会談終了後「アメリカの政策には干渉しない」というトルドー首相に対し、大統領が見せた握手は、先ほどとは異なっていた。向かい合って椅子に座りながら、今度は手の平を上に向けて、手を差し出したのだ。トランプ大統領の態度が軟化したのか?
トルドー首相はその手を一瞬、じっと見つめた。「どういう意味だ? 何を企んでいる?」といった感じだが、次の瞬間、差し出された手に、上からかぶせるように手を置き、握り合った。トランプ大統領にとっては、自分の手の平が上を向く服従的な握手になるのだが…。
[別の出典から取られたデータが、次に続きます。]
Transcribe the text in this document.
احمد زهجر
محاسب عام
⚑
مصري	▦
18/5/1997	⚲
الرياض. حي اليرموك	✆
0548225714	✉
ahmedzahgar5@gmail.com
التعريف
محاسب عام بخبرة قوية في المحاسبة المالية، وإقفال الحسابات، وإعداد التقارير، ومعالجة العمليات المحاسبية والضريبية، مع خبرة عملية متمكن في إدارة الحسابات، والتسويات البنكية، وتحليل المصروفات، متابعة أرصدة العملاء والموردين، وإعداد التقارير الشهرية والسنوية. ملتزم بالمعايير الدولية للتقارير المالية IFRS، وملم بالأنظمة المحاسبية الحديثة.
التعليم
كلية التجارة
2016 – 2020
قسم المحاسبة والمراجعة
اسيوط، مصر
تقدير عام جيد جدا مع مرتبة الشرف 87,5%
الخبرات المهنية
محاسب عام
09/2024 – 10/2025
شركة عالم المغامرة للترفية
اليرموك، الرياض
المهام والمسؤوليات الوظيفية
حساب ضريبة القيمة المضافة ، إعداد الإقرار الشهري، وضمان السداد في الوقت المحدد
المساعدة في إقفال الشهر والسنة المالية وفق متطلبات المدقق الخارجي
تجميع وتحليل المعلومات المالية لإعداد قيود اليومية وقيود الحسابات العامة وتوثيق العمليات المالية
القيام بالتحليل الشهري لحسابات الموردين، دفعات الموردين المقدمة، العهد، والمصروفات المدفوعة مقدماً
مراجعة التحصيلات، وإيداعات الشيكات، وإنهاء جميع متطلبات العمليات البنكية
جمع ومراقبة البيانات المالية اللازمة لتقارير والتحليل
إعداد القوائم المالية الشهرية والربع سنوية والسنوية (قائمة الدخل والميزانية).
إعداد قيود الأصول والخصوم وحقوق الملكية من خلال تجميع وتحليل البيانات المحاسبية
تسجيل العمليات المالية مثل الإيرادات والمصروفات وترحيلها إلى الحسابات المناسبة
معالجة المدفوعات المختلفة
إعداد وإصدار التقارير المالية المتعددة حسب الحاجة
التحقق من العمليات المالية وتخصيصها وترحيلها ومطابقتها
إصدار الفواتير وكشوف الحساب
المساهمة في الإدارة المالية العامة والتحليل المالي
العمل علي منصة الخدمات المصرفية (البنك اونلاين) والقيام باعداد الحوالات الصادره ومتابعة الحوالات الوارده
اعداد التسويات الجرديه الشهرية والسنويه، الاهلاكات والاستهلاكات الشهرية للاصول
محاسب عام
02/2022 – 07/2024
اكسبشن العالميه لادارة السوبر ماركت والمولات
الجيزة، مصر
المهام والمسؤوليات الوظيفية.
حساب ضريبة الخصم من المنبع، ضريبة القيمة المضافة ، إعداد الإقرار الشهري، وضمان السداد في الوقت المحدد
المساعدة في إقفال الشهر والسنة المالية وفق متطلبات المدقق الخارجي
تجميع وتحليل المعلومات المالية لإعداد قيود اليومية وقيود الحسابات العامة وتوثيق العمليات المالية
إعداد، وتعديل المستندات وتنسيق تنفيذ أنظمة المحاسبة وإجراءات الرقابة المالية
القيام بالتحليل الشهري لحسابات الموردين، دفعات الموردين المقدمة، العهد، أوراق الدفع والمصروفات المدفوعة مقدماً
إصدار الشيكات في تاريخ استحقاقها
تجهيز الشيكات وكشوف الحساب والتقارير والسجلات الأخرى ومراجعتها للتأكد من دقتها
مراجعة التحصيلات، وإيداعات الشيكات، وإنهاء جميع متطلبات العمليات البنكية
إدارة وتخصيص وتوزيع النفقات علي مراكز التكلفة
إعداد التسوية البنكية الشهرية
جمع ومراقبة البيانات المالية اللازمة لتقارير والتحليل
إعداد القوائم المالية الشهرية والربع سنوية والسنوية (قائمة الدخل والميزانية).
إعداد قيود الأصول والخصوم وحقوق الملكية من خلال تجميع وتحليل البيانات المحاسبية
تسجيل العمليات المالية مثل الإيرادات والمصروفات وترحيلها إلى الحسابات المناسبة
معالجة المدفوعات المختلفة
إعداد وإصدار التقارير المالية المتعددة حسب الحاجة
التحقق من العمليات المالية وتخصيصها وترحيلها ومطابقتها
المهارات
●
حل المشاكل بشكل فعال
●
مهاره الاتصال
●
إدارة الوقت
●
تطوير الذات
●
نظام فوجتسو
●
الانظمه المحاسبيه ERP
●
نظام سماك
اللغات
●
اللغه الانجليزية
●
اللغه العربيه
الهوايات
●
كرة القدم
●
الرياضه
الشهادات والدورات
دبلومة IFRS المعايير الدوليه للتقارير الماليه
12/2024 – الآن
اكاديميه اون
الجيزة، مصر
「お手をどうぞ」とばかりに差し出された手。ダンスなら自分がエスコートする立場、つまり自分がリードしている側であることも示している。悪いとらえ方をすれば、手なずけた犬に「お手」を要求しているようでもある。
手の平を上にして差し出すという仕草は、トランプ大統領の場合、相手の警戒心をとき、自分がリードする立場であることをアピールするだけでなく、ある意味、相手を手なずけているという意識の表れかもしれない。
現にこの形で握手すれば、手を乗せた方は力を入れることができず、安倍首相の長い握手のように相手のなすがままになってしまう。最高裁判事に任命されたゴーサッチ氏が、思い切り手を引っ張られていたのもこの握手だ。自らの力や権力を世間に見せつけたい時に、効果的な握手なのだ。
またトランプ大統領は握手をする際、相手によって手の甲をタップする。メイ首相とは、歩きながらつないだ手をタップしていたし、エクソンモービルの元CEOティラーソン国務長官の任命の際も、握った手をタップしていた。
タップするのは親近感や信頼、共にうまくやっていこう気持ちの表れだろう。しかもそこにあるのは、相手を「味方」「子分」と見なす感覚ではないだろうか。
トランプ大統領が普通の握手をしないのか、といえばそうではない。対等な握手を見せた会見もある。「狂犬」マティス氏を国防長官に任命するため呼び出した時。そして2国家共存にこだわらないと発言し物議を醸した、イスラエルのネタニヤフ首相との共同記者会見だ。どちらの時も、トランプ大統領は手の平をわずかに上に向けて手を差し出し、そのまま握手を交わした。そんな対等な握手からは、主導権を握ろうとか、コントロールしようという意識は見られなかった。
だが、ネタニヤフ首相の時は、優位性を誇示したいという気持ちが少々あったようだ。握手する瞬間、大統領は差し出した手の肘をわずかに引いている。そのため首相が1歩、大統領に近づく形になったのだ。自分が動かず、相手を動かす。何気ないことだが、映像を見ている人間の印象が変わる重要な駆け引きだ。
さて、ロシアのプーチン大統領、中国の習国家主席をはじめ、オーストラリアやメキシコとの首脳会談はいつになるのだろうか? これからも、トランプ大統領の握手に注目していきたい。